In fact, studies using flax oil supplementation show no change in DHA levels. None. It will raise EPA a bit but the conversion to DHA is essentially zero.
There are two odd exceptions to the above that I want to mention. The first is in vegans. Due to zero intake of animal foods, they have zero intake of DHA. But while they show lower levels of DHA, they don’t show deficiency symptoms. While more research needs to be done, presumably pathways of conversion/production of DHA are up-regulated under this situation.
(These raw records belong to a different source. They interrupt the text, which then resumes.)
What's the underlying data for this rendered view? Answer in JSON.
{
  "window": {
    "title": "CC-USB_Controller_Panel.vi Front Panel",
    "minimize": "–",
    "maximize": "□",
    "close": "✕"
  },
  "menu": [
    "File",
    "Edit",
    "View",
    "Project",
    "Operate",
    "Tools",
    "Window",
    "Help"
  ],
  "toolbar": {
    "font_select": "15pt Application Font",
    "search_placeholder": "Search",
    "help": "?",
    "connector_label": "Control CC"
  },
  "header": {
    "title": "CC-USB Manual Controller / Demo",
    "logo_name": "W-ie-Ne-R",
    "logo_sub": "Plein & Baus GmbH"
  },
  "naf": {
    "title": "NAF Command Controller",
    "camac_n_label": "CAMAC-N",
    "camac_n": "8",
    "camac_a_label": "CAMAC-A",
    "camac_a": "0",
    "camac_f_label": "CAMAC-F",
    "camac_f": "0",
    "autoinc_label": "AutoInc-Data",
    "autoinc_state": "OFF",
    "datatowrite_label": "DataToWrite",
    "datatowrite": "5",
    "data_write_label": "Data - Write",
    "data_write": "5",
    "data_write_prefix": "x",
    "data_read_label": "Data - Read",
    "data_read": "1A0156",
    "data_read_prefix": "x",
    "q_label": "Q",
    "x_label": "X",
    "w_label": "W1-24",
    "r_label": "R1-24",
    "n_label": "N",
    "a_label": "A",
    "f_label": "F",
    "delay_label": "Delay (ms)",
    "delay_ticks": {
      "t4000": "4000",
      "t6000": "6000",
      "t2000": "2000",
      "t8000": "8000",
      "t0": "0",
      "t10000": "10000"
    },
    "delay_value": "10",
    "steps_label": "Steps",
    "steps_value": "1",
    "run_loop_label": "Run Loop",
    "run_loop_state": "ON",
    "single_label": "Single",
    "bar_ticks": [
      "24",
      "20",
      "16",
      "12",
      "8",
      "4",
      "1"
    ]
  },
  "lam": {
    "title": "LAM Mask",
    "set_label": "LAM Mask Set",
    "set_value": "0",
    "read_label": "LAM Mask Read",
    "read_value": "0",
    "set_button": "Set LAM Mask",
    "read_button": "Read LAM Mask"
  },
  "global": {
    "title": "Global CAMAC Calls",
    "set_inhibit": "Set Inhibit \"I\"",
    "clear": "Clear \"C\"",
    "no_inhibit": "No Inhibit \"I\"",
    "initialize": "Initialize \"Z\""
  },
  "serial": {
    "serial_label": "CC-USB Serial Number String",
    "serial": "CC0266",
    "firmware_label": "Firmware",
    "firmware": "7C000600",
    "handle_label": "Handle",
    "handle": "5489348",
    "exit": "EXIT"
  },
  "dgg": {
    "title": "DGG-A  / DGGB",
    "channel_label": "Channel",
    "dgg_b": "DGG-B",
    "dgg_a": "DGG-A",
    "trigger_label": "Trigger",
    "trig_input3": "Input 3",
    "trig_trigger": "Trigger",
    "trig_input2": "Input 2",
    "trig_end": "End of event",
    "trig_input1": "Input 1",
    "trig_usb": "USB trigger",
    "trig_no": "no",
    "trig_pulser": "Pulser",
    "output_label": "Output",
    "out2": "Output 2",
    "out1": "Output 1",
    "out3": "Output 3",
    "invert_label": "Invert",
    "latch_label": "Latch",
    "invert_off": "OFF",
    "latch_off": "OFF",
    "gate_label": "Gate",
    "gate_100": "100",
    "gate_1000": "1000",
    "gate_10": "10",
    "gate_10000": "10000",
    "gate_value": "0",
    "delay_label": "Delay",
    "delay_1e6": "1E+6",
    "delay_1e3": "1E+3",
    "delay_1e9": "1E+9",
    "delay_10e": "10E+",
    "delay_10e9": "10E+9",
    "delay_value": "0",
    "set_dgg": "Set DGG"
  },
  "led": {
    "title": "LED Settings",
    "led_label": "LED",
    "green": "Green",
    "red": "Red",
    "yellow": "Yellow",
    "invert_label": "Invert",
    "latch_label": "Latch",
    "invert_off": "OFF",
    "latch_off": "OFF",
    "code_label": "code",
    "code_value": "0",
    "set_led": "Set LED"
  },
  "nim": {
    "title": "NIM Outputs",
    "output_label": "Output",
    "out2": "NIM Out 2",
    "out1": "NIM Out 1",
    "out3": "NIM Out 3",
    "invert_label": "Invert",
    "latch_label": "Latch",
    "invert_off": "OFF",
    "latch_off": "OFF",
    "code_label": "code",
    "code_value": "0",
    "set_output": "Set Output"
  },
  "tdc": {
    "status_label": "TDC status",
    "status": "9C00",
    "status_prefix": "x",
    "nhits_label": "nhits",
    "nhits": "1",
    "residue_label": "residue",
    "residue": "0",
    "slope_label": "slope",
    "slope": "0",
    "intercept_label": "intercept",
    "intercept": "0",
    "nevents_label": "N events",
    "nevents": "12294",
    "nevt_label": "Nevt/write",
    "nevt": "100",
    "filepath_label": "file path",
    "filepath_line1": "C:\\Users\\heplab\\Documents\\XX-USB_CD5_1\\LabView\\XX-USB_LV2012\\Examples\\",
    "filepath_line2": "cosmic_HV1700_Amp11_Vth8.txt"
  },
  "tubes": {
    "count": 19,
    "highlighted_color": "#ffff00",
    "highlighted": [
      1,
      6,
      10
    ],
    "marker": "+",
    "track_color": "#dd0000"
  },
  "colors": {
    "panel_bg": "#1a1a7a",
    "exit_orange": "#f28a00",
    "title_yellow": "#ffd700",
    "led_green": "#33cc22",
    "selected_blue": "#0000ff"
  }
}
The other is in extreme w-3 deficiency, where plasma DHA levels typically rise after ALA supplementation. This is just a classic feedback loop, and occurs for other nutrients as well (for example, absorption of certain minerals will increase the more deficient someone is). This probably explains why a lot of bodybuilders (eating nearly zero fat) did get something out of flaxseed oil during the 90’s, in a massive deficiency, they got better conversion. Once that deficiency is fixed, conversion rates drop into the toilet.
But beyond that, the overall impact of ALA supplementation plasma levels of EPA is small, for DHA essentially nil. And given the critical importance of both EPA/DHA on human health, fat loss and performance, the bottom line is that this makes ALA (via flaxseed oil or what have you) an insufficient replacement for preformed fish oils.
As a couple of final comments, I’d also note that supplementation of EPA doesn’t raise DHA levels either. Since all commercial fish oils I’ve ever seen contain both EPA/DHA, this is a fairly non-issue. But it is yet another reason why ALA by itself is insufficient. Not only is the conversion of ALA to EPA small, the conversion of EPA to DHA is simply nil, hence ALA won’t impact on the body’s DHA levels.
Having established that ALA intake is ineffective at increasing EPA/DHA levels, a final and related question to address is whether ALA has any effects above and beyond what EPA/DHA are doing. This week’s paper mentions one possibility which is a mild impact of ALA supplementation on cardiovascular disease. It also notes that EPA/DHA supplementation has a greater effect. Other researchers (not all agree) feel that the true EFAs are EPA/DHA, and that ALA is simply a parent compound that is not essential in its own right. Currently I tend to agree with this second position.
Summing Up
The body requires EPA/DHA for optimal function. This includes fat loss, prevention of a lot of diseases, controlling inflammation, etc. While the body has the machinery to convert alpha-linolenic acid (ALA, found in high quantities in flaxseed oil), the amount of that conversion is small for conversion to EPA and negligible for DHA. Hence I don’t feel that ALA/flax oil is an appropriate EFA source.
Rather, preformed fish oils need to be consumed daily. Individuals who consume a lot of fatty fish can use that as their source; failing that pills or liquid fish oils would be appropriate. Recently, foods are being fortified with higher levels of w-3 although, in my opinion, they aren’t cost effective. High w-3 eggs cost significantly more than regular eggs and stil don’t provide a significant amount of w-3s; it would be cheaper to buy normal eggs and take an w-3 supplement.
As a vegetarian, I’ve been looking into this matter for myself and my vegetarian daughter. Do you have any information on the effectiveness of non-fish (algae-derived) DHA supplementation?
Given that a tablespoon of flaxseed is about 12-14 grams, the average conversion rate still would provide plenty of EPA. So would an algae DHA supplement, along with flaxseed oil, be sufficient for EPA/DHA requirements?
I will be honest that I have not looked into the vegetarian derived supplements. But a molecule of DHA should be a molecule of DHA regardless of source. The same would go for EPA. So if they’ve found a way to drive EPA/DHA from non animal sources, I don’t see any reason why it wouldn’t be effective.